There is something truly sad about the inability of the European elites to face up to contemporary realities. Take this week’s statement by the former prime minister of the Netherlands and now NATO Secretary General Mark Rutte. He boasted to an audience in Warsaw that
- NATO Allies represent half of the world’s economic and military might. Two continents, 32 nations, and one billion people.
- Together in NATO, Europe and North America are unbeatable.
- Today and in the future.So to our one billion people I say this. Be assured.
- The transatlantic bond is strong.
- And, yes, we will make NATO a stronger, fairer, and more lethal Alliance.
- That is how we all stay safe in a more dangerous world.
A strong transatlantic bond? Seriously?
Rutte’s Panglossian statement serves as a sad reminder of the persistence of the chronic condition of self-delusion afflicting the unimaginative political overlords of the EU. It indicates that, at least on the European side of the Atlantic, the governing elites continue to struggle to face reality and avoid preparing their nations to deal with the challenges posed by the unfolding world order.
That the end of the Cold War in 1991 would turn out to be a mixed blessing was recognized at the time by astute observers.
Thirty-five years later, it is evident that the post-Cold War years proved to be unkind to those wishing to maintain the Western Alliance. But there is more at issue than just the fate of NATO. It is important to note that what bound the West together was not simply pragmatic strategic objectives. It was not merely a defense pact. Nor was the West in the post-1945 era to be equated with an American imperium. There was also a common moral and intellectual legacy — a system of values that transcended national borders.
Can we be optimistic that the West still possesses the regenerative powers needed to contain the corrosive effects of the divisions it has inflicted on itself? It can if enough people in positions of influence understand that the current predicament facing the West is not simply geopolitical but also cultural. Every Western society is confronted by an internal cultural conflict between those who wish to distance society from its civilizational legacy and those who wish to renew it. Winning this conflict against the naysayers of the legacy Western culture is the pre-requisite for giving meaning to the idea of the West in the 21st century.

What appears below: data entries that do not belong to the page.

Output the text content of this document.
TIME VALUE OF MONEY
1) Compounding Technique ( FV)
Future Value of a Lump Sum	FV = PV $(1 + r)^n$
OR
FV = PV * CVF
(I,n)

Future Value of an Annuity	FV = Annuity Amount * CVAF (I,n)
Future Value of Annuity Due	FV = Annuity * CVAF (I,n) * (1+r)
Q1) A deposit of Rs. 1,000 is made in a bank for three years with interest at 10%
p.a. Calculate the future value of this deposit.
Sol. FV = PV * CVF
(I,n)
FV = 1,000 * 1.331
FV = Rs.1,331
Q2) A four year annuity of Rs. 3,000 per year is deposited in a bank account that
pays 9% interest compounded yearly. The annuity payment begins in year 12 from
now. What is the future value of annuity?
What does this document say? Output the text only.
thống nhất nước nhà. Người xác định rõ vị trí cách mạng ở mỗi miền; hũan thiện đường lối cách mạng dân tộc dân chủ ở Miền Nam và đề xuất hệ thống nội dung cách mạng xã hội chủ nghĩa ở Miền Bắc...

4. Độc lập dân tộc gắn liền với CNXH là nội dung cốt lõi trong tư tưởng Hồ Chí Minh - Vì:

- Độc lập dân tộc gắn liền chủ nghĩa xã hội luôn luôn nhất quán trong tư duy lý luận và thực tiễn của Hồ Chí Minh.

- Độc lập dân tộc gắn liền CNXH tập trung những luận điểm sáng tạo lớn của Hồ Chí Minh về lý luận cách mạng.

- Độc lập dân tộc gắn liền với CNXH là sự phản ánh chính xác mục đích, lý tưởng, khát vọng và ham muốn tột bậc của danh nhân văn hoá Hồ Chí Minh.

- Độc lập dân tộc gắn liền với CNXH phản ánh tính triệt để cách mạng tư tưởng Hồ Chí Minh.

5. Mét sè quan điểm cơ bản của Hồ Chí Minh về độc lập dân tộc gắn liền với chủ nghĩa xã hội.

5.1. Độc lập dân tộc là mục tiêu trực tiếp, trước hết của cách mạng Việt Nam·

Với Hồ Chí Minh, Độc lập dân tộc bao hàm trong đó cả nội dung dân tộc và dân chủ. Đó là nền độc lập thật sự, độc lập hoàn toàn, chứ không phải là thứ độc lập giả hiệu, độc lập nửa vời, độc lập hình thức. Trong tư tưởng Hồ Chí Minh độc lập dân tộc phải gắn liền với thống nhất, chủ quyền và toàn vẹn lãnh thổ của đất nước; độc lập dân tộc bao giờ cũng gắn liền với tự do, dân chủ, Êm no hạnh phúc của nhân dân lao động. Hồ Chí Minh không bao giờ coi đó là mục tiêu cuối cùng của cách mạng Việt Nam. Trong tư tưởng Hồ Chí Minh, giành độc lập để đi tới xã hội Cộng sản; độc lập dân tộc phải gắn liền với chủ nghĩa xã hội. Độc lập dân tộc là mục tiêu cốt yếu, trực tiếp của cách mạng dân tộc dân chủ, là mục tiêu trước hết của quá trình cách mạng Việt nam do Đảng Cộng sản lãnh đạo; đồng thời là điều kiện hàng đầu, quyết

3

…The author of the article expresses hope that the West can be saved by returning to its cultural roots. He may be right because it was Spengler who wrote in the early 1920s, in his famous book “The decline of Europe”, that the destruction of European culture is the main reason for the future collapse of Europe.
However, there is no reason to say that the West is ready for a revival of its culture. Quite on the contrary – we witness obvious cultural degradation there. Looks like Spengler was absolutely right!